Luego de 20 años la Universidad Nacional Autónoma de Nicaragua UNAN-Managua volvió a incluir en su oferta académica el Técnico Superior en Citología Cervical, esto debido a que el cáncer cervicouterino es uno de los tipos de cáncer más frecuente en las mujeres, pero en este país existe muy poco personal capacitado para detectar a tiempo esta enfermedad.
La coordinadora del técnico superior, Raquel Rojas explicó que los graduados en citología estarán capacitados para leer exámenes de papanicolau (Pap), lo que contribuirá a la detección temprana del cáncer cervicouterino ya que el Pap es un examen que permite detectar células anormales o lesiones en el cuello del útero, una prueba que puede reducir la incidencia y mortalidad de este mal.
“Qué pasaba antes, los papanicolau se tomaban y a la paciente le decían en un mes, en dos meses van a estar sus resultados, habían muchas mujeres que tienen resultados positivos y no llegan sus reportes al expediente porque obviamente hay demasiado volumen, hay demasiado trabajo para el citólogo o para el patólogo”, manifestó Rojas.
Para este técnico en citología están disponibles 40 de los 420 cupos del Politécnico de la Salud “Luis Felipe Moncada” para ciclo lectivo 2017, la formación será de tres años y se impartirá en el turno vespertino.

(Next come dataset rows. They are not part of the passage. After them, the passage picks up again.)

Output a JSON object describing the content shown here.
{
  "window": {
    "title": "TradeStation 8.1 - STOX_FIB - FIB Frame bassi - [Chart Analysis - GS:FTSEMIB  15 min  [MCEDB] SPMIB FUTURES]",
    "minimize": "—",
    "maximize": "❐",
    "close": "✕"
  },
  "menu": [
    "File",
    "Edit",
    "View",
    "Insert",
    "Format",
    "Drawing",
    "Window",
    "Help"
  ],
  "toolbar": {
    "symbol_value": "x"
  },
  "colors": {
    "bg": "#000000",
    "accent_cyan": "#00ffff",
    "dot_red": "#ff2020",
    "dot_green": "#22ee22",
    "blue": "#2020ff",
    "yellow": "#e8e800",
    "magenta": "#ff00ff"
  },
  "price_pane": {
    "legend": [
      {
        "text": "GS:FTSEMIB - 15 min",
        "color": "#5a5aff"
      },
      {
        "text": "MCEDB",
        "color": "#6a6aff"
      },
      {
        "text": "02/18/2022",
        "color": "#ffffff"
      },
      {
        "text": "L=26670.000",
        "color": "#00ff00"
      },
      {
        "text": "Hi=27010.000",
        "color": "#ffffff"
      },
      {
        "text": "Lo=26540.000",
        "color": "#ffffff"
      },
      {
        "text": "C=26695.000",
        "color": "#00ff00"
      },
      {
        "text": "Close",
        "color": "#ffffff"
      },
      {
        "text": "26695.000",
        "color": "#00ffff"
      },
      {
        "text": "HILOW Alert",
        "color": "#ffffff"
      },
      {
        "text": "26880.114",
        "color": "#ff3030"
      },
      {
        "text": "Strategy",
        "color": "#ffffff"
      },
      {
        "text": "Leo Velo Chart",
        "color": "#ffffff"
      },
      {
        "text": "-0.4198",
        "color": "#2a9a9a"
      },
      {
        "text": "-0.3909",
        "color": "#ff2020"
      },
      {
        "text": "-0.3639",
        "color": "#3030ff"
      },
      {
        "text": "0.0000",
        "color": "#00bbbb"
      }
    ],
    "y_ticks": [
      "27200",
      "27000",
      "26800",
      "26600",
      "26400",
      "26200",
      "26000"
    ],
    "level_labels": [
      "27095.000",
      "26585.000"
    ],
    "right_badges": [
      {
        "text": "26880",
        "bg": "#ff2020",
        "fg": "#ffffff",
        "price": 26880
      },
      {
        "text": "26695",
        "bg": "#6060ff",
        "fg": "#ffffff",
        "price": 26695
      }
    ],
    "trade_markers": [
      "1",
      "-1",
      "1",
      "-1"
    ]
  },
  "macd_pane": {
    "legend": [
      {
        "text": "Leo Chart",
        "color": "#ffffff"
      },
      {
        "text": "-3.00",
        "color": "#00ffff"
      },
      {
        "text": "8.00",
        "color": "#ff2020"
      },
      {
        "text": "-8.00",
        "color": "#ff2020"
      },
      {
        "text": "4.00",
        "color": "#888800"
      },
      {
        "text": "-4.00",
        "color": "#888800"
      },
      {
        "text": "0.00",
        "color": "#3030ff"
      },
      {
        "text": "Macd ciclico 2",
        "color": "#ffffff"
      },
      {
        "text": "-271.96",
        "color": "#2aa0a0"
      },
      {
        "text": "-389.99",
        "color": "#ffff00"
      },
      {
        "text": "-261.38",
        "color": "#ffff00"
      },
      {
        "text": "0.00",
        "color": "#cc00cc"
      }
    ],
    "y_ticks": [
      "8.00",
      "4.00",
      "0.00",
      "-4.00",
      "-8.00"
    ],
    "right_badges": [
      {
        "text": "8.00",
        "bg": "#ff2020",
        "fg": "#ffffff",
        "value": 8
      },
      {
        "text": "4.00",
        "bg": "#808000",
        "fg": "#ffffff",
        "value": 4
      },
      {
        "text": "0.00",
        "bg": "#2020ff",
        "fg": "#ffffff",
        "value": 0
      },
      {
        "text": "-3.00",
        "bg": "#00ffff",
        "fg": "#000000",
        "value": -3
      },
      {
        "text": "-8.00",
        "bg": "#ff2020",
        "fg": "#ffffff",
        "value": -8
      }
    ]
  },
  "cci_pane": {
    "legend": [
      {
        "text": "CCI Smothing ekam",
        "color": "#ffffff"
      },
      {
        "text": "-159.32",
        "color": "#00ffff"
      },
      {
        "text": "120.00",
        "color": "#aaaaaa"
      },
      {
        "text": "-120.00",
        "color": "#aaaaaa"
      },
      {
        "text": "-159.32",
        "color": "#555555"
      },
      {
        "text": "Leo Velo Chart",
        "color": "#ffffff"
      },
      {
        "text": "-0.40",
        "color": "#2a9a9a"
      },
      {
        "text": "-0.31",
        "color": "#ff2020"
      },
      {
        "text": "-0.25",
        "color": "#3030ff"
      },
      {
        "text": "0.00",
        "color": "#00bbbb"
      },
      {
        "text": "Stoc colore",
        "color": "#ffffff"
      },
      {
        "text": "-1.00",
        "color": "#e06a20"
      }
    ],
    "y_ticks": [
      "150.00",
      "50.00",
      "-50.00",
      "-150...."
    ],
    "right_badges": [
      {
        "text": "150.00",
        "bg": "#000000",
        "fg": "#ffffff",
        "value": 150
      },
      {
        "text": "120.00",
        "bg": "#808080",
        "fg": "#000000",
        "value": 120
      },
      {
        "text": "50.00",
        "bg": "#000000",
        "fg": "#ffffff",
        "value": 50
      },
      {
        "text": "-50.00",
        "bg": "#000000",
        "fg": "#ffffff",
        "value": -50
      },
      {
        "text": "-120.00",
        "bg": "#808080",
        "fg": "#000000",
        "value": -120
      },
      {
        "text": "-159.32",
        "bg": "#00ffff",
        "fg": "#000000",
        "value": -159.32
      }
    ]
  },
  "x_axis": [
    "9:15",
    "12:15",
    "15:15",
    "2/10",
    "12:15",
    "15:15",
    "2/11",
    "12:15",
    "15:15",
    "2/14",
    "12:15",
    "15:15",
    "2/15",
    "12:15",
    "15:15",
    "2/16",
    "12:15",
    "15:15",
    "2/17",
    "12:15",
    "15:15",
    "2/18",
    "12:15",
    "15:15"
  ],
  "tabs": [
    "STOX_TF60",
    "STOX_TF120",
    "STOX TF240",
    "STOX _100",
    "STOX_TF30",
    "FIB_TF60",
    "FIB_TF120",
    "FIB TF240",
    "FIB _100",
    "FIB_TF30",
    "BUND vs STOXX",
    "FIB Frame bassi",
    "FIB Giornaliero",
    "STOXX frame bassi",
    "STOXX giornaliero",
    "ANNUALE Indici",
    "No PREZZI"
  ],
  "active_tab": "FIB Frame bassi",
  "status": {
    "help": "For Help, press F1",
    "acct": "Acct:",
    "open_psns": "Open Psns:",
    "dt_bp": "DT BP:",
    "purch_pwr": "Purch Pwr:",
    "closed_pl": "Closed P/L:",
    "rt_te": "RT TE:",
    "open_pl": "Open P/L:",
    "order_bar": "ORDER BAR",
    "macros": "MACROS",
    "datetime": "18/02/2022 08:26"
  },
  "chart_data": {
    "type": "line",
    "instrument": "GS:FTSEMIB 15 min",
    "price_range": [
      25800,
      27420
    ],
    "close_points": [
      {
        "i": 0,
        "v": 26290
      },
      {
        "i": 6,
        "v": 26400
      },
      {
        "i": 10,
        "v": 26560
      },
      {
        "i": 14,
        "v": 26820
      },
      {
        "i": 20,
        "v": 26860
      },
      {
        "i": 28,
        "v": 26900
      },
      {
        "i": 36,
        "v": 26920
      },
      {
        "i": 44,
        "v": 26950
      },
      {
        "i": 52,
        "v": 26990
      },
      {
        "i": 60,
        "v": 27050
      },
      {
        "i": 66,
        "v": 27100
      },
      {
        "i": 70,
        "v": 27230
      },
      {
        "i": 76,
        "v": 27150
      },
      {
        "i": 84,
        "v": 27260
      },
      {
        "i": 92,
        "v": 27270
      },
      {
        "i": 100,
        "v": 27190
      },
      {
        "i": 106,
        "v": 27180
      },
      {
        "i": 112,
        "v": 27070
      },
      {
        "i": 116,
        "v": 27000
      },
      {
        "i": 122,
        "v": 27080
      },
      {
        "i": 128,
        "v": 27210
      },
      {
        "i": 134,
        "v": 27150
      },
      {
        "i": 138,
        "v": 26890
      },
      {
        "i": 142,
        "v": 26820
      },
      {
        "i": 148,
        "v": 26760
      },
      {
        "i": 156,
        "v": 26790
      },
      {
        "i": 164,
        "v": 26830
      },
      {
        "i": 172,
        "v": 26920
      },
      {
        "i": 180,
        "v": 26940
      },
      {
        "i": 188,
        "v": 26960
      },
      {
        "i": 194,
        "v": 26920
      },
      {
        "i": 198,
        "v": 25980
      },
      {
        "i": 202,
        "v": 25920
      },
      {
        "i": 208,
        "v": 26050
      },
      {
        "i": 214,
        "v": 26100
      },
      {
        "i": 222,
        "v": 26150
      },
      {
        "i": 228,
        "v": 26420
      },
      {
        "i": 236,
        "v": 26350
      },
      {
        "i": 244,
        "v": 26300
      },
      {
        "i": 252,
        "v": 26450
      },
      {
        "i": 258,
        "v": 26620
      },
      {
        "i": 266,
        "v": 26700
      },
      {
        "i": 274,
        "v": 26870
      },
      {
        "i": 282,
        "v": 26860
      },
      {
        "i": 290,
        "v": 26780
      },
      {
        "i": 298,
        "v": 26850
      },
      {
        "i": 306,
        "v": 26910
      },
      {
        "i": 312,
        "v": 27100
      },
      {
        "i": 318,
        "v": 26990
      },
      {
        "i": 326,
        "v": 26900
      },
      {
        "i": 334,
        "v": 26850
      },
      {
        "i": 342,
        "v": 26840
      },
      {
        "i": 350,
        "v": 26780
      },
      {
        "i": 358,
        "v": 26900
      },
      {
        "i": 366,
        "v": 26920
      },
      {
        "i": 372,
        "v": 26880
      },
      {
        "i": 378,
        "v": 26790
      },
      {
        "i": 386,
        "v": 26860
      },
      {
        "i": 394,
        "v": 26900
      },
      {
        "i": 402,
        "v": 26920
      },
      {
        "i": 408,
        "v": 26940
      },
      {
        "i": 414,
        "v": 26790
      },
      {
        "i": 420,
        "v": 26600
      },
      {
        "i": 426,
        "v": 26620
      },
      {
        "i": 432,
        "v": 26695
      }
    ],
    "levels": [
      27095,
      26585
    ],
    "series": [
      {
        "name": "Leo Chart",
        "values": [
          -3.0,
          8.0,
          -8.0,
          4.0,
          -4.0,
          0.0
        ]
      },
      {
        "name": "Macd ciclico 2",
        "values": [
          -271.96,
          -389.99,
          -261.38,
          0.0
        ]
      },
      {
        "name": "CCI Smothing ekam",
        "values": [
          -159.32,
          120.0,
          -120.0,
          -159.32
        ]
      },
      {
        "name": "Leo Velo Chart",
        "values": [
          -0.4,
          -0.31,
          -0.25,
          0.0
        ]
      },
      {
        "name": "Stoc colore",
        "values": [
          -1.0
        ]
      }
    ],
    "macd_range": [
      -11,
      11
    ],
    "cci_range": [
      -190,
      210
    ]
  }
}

Para la coordinadora del técnico esta carrera tiene altas posibilidades de inserción laboral ya que “en la mayoría de los hospitales, tanto en la capital como fuera de la capital, existe muy poco personal”.
Diagnóstico efectivo
El médico internista, Neri Olivas afirmó que la apertura de este técnico en citología cervical facilitará en gran medida la detección del cáncer cervicouterino, debido a que actualmente, en algunos casos las muestras no son bien tomadas lo que impide un diagnóstico efectivo.
“Antes eso lo hacía la enfermera o el médico, entonces eso llevaba mucho tiempo, primero para tomar las muestras y luego el diagnóstico, es algo realmente útil para la población”, dijo el galeno.
Los directivos del Politécnico de la Salud (Polisal) también confirmaron que en 1996 fue la última vez que se impartió el técnico en Citología Cervical, desde entonces muchas de las personas capacitadas se han jubilado o han dejado de ejercer y los pocos citólogos que existen en el país son de la vieja escuela o se han formado por algunos cursos coordinados por el Ministerio de la Salud.
Según la Organización Panamericana de la Salud (OPS) el cáncer cervicouterino es una de las amenazas más graves para la vida de las mujeres. Se calcula que actualmente en el mundo lo padecen más de un millón de mujeres. La mayoría de ellas no han sido diagnosticadas ni tienen acceso a un tratamiento que podría curarlas o prolongarles la vida.